For a complete description of variable storage allocation, please read
Pages 32 and 33 of the "Microsoft QuickBASIC 4.00: BASIC Language
Reference." Arrays are stored in different places depending on whether
the program is run from an .EXE file or the QB.EXE environment.

The following statements dimension arrays of variable-length strings:

      DIM X(2000) AS STRING
      DIM W$(2000)

Variable-length strings are always stored in DGROUP (the default data
segment) that has less than 64K of memory free. The statement PRINT
FRE("") can be placed at any point in the program to display at run
time how much memory is available for strings in DGROUP at run time.

Arrays of variable-length strings cannot use the far heap.

The following statement dimensions an array of fixed-length strings:

   DIM Y(2000) AS STRING*10

When you make an array of fixed-length strings dynamic instead of
static, it will use far-heap space instead of DGROUP.

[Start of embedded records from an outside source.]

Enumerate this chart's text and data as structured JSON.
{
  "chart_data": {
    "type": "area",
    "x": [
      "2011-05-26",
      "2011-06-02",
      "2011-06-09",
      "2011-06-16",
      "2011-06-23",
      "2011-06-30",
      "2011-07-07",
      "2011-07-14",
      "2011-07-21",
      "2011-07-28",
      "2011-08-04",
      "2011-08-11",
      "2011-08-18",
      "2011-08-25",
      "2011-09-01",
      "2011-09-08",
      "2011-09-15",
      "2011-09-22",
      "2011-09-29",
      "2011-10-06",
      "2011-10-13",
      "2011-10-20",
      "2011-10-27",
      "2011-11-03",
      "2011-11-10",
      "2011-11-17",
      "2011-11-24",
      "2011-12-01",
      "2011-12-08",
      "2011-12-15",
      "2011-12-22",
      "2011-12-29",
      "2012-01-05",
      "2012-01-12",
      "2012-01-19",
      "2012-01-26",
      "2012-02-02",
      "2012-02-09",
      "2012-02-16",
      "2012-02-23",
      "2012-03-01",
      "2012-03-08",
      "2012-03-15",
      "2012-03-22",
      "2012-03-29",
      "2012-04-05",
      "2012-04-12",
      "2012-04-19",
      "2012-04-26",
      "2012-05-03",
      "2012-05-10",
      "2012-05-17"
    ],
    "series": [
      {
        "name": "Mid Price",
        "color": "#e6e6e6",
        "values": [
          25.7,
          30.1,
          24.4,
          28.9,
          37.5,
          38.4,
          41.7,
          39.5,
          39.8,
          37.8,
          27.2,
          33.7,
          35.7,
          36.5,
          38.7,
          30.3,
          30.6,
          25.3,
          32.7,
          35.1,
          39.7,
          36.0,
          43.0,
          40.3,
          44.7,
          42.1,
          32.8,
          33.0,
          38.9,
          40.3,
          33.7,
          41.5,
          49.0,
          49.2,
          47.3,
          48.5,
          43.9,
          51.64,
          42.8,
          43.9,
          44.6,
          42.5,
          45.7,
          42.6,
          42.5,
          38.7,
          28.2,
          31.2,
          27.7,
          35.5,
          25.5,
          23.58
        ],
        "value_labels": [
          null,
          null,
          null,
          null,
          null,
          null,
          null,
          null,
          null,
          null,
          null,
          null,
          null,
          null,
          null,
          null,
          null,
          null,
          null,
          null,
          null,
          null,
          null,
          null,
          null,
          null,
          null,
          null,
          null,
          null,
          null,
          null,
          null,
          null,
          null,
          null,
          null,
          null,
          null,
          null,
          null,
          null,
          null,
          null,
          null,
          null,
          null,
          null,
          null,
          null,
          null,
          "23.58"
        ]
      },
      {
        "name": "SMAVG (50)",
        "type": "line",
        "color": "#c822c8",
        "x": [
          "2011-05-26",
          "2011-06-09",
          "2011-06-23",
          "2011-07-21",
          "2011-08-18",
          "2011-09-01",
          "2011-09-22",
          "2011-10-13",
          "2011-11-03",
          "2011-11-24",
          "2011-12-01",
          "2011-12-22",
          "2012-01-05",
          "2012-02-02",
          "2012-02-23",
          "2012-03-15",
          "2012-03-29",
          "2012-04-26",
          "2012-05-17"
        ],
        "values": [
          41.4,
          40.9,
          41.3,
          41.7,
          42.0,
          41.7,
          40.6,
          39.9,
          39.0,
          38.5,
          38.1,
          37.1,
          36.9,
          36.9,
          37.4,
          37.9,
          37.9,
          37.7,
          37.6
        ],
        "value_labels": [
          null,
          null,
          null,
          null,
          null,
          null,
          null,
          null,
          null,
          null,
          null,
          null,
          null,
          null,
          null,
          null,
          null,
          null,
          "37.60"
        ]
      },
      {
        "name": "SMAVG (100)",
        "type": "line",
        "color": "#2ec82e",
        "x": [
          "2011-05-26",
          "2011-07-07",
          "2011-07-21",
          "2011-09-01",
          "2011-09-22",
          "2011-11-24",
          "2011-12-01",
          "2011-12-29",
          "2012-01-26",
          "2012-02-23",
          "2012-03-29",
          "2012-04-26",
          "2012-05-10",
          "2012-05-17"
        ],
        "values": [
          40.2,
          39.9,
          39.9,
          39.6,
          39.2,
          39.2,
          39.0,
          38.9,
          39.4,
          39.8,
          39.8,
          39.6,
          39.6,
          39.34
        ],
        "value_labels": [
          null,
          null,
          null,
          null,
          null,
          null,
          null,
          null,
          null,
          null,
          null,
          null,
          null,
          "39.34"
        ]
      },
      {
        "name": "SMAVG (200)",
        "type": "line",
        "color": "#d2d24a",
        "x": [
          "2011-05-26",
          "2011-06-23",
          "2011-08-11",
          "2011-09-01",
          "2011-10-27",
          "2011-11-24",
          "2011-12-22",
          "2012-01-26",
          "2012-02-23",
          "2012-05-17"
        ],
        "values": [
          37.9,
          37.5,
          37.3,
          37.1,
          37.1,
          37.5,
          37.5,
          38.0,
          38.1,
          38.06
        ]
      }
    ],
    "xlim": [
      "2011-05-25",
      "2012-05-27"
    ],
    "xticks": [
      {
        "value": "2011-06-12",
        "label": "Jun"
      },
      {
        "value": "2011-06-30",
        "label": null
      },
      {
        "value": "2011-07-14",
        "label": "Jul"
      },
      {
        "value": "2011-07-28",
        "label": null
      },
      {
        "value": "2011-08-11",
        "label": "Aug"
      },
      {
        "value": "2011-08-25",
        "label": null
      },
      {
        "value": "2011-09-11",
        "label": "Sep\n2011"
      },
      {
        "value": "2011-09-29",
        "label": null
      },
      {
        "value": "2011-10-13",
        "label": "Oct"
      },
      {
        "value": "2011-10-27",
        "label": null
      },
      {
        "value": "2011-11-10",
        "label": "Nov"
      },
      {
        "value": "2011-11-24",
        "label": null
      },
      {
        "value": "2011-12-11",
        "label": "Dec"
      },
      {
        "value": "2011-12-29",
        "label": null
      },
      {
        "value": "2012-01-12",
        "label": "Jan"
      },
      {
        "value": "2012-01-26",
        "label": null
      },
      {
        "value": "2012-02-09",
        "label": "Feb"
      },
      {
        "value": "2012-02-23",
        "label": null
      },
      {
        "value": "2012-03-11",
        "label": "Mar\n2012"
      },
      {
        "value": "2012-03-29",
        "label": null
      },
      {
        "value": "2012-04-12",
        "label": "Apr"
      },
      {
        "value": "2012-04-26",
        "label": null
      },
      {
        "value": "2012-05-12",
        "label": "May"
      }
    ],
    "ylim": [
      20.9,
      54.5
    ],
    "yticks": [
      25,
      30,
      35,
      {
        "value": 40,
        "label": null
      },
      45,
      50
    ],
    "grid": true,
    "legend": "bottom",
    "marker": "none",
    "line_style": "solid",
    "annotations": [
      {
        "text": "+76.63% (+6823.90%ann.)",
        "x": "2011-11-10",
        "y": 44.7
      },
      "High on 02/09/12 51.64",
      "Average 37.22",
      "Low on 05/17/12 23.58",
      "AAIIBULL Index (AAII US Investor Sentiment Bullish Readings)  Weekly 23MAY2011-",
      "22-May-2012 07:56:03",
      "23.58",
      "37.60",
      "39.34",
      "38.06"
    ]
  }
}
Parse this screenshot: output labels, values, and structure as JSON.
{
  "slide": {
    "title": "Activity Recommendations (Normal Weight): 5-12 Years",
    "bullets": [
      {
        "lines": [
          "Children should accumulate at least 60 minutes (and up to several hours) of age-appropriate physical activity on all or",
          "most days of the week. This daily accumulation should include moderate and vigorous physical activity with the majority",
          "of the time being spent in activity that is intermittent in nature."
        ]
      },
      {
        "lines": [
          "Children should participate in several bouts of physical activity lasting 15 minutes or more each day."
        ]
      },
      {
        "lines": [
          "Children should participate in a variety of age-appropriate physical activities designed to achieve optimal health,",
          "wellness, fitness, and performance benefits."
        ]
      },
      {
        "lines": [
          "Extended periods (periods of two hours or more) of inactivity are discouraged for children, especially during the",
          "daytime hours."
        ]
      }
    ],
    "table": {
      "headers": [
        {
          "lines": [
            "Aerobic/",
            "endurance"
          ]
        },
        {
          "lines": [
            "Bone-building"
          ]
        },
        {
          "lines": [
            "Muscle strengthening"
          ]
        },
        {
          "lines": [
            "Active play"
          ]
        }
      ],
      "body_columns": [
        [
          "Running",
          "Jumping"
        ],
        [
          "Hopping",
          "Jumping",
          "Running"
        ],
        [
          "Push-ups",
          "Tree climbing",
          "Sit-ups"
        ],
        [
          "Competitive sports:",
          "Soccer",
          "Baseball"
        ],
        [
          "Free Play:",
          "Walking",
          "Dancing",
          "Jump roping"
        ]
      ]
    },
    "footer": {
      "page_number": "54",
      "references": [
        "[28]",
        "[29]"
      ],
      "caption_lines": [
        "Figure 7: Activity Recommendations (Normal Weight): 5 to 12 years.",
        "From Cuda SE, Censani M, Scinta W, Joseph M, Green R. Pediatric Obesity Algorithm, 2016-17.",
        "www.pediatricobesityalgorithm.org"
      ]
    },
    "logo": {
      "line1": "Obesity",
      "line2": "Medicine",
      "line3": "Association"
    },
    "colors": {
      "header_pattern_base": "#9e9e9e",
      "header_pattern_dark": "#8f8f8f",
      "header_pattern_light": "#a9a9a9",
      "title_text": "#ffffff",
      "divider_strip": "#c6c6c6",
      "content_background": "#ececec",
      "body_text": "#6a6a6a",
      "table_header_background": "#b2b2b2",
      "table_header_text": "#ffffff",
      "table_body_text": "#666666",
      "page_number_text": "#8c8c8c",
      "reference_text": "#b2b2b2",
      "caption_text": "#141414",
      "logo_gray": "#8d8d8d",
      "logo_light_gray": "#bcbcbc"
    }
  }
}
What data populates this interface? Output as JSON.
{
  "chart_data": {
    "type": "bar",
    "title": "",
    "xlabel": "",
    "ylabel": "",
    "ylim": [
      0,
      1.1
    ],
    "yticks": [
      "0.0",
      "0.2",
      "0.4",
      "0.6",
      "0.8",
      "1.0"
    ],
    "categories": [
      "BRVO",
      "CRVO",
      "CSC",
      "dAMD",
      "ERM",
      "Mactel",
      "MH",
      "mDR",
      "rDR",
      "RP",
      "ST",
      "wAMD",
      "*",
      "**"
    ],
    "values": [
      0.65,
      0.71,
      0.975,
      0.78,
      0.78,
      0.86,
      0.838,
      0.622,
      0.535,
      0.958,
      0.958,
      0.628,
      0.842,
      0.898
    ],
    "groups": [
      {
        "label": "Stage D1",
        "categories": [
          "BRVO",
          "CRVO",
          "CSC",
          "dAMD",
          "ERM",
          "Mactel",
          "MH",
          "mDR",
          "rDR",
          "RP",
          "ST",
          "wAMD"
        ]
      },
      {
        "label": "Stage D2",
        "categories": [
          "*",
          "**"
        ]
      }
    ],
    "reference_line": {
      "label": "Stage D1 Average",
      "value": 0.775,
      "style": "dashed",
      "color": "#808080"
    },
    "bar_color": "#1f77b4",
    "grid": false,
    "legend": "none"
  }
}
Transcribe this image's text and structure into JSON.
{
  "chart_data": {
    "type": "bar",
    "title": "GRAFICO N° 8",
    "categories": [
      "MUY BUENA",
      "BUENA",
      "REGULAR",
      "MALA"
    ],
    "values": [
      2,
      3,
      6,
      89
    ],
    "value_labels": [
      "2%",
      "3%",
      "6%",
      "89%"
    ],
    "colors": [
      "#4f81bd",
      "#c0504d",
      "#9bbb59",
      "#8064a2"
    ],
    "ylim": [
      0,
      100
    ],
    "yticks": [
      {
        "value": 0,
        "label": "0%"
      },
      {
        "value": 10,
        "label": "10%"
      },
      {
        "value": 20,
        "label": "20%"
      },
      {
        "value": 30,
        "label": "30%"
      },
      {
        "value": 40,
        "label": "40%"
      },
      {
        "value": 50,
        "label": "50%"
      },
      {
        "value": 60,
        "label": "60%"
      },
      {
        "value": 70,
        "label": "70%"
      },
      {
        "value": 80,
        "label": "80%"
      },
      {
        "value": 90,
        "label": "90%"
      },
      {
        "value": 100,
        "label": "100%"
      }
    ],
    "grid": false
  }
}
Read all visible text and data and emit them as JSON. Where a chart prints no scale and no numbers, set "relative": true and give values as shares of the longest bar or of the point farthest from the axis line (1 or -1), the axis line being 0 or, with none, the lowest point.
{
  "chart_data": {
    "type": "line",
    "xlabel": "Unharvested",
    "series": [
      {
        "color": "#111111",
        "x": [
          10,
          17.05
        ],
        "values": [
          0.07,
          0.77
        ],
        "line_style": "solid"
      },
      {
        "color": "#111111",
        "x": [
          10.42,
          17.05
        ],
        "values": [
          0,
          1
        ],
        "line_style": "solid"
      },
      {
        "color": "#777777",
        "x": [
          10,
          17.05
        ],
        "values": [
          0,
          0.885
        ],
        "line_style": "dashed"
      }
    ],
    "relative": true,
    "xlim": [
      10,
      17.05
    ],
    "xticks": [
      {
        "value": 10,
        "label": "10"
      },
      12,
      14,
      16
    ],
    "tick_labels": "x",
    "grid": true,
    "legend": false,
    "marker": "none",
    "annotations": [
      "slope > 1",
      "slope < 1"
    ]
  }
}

The following are two ways to make Array Y dynamic:

1. A variable (D%) in the array subscript in the following DIM
   statement makes Y dynamic:

      D%=2000
      DIM Y(D%) AS STRING * 10     ' Y is now a dynamic array.
      DIM Z(2000) AS STRING * 10   ' Z defaults to be a static array.

2. Adding REM $DYNAMIC makes all subsequent arrays dynamic:

      REM $DYNAMIC
      DIM Y(2000) AS STRING * 10

Dynamic arrays (except for arrays of variable-length strings) can be
larger than 64K if you compile with QB /AH or BC /AH, and if the
length of each array element can be divided into 64K (65,536) without
a remainder (i.e., any power of two).

The statement PRINT FRE(-1) displays how much memory is free at any
given time in the far heap.

In the following example, the FRE function displays how much memory
remains in DGROUP and far heap space as dynamic arrays of variable and
fixed-length strings are dimensioned:

REM $DYNAMIC
CLS
PRINT FRE("")   ' DGROUP string space available.
PRINT FRE(-1)   ' Far heap available.
DIM x(2000) AS STRING      ' same as DIM X$(2000)
PRINT FRE("")   ' DGROUP string space available.
PRINT FRE(-1)   ' Far heap available.
DIM y(2000) AS STRING * 2  ' Fixed-string dynamic array uses far heap.
PRINT FRE("")   ' DGROUP string space available.
PRINT FRE(-1)   ' Far heap available.

Note: Static arrays of fixed-length strings that are not in COMMON are
stored in the far heap in the QB.EXE editor. However, they are stored
in DGROUP in compiled EXE programs. All static arrays in COMMON are
stored in DGROUP in both the QB.EXE editor and in compiled EXE
programs.

Note that 1K is equal to 1024 bytes.